# Netflix on Kindle Fire



## ats717 (Dec 26, 2011)

I got my daughter a Fire for Christmas and registered it on Amazon under her email address. When we downloaded the free Netflix App, it is now asking for credit card information. I already have an account (under my email address), but there isn't a log in opportunity. Any suggestions on getting around this without having to get her her own netflix account?


----------



## Betsy the Quilter (Oct 27, 2008)

All Fires have to have a credit card associated with them, as I understand it....because of the app purchases, I believe.  So even if the apps you are trying to download are free, there has to be a CC attached.

Betsy


----------



## kindlegrl81 (Jan 19, 2010)

It is Amazon wanting the CC info not Netflix.  Even if you were to get her her own Netflix account you would still be asked to input a CC#.  If you don't trust her with your CC information (and I can understand why you wouldn't) purchase a prepaid debit card, put it on the account and then give her gift cards for future purchases.


----------



## durphy (Nov 5, 2008)

I was able to link my Fire to my preexisting Netflix account. As soon as I downloaded Netflix, it asks for email and password. If you touch the email box, a keyboard will come up at the bottom. Type in your email, then touch the password box and type in your Netflix password. Touch Go on the keyboard and it will go away. Then touch Sign In. It should take you right into your Netflix account.

Good luck!

By the way, you may need to delete the app then reinstall it to get that sign in window.


----------



## Maria Romana (Jun 7, 2010)

kindlegrl81 said:


> It is Amazon wanting the CC info not Netflix. Even if you were to get her her own Netflix account you would still be asked to input a CC#. If you don't trust her with your CC information (and I can understand why you wouldn't) purchase a prepaid debit card, put it on the account and then give her gift cards for future purchases.

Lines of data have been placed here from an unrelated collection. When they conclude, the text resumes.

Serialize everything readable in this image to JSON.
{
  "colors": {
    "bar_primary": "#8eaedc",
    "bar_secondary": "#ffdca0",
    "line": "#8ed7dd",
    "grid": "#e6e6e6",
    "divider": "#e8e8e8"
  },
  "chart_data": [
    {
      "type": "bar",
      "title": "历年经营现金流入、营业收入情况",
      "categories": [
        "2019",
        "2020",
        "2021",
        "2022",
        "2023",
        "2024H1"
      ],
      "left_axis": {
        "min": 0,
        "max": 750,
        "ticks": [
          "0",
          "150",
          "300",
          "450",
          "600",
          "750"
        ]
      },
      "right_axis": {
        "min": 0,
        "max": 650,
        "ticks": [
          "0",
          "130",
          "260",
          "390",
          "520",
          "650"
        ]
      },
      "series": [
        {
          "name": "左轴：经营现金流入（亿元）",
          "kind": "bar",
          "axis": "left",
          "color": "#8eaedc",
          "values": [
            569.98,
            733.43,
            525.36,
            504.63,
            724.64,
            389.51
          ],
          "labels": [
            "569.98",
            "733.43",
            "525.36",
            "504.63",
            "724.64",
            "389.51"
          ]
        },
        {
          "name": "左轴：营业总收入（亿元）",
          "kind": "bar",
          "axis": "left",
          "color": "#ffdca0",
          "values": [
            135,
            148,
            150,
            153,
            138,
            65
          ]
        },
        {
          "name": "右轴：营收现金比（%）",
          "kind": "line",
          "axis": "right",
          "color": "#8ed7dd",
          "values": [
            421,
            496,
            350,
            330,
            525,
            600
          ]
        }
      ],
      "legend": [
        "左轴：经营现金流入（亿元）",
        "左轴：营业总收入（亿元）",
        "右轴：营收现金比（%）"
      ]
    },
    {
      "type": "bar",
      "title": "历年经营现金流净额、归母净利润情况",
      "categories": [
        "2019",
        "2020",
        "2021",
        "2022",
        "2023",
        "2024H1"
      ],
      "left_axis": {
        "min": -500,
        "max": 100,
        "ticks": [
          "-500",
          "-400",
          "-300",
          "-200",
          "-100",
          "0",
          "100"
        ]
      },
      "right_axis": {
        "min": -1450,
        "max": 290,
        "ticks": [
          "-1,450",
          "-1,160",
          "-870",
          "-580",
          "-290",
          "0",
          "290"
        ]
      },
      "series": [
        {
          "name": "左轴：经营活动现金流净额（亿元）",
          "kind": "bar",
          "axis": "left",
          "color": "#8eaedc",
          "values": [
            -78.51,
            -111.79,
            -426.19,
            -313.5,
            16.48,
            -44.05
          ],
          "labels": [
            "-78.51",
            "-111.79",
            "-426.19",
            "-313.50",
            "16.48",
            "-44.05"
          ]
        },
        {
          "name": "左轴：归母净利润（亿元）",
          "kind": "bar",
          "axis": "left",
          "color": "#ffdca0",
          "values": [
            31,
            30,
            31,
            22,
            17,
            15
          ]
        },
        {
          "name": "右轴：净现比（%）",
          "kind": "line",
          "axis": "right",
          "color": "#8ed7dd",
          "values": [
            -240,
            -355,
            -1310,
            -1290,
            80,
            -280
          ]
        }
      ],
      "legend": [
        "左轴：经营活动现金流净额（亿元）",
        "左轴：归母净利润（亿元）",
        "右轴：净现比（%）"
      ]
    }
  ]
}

Yes, this is what's going on. It's about the Amazon account, not the Netflix account. You'll get the Netflix logon _after_ you install the app, but Amazon doesn't want to give you the app with no CC card attached to the Amazon account for that Kindle. Depending on your daughter's age and your relationship with her, you could consider registering her Kindle to your account. That way, you will be able to share all your content, but, as mentioned, you would also be sharing purchasing power with her.


----------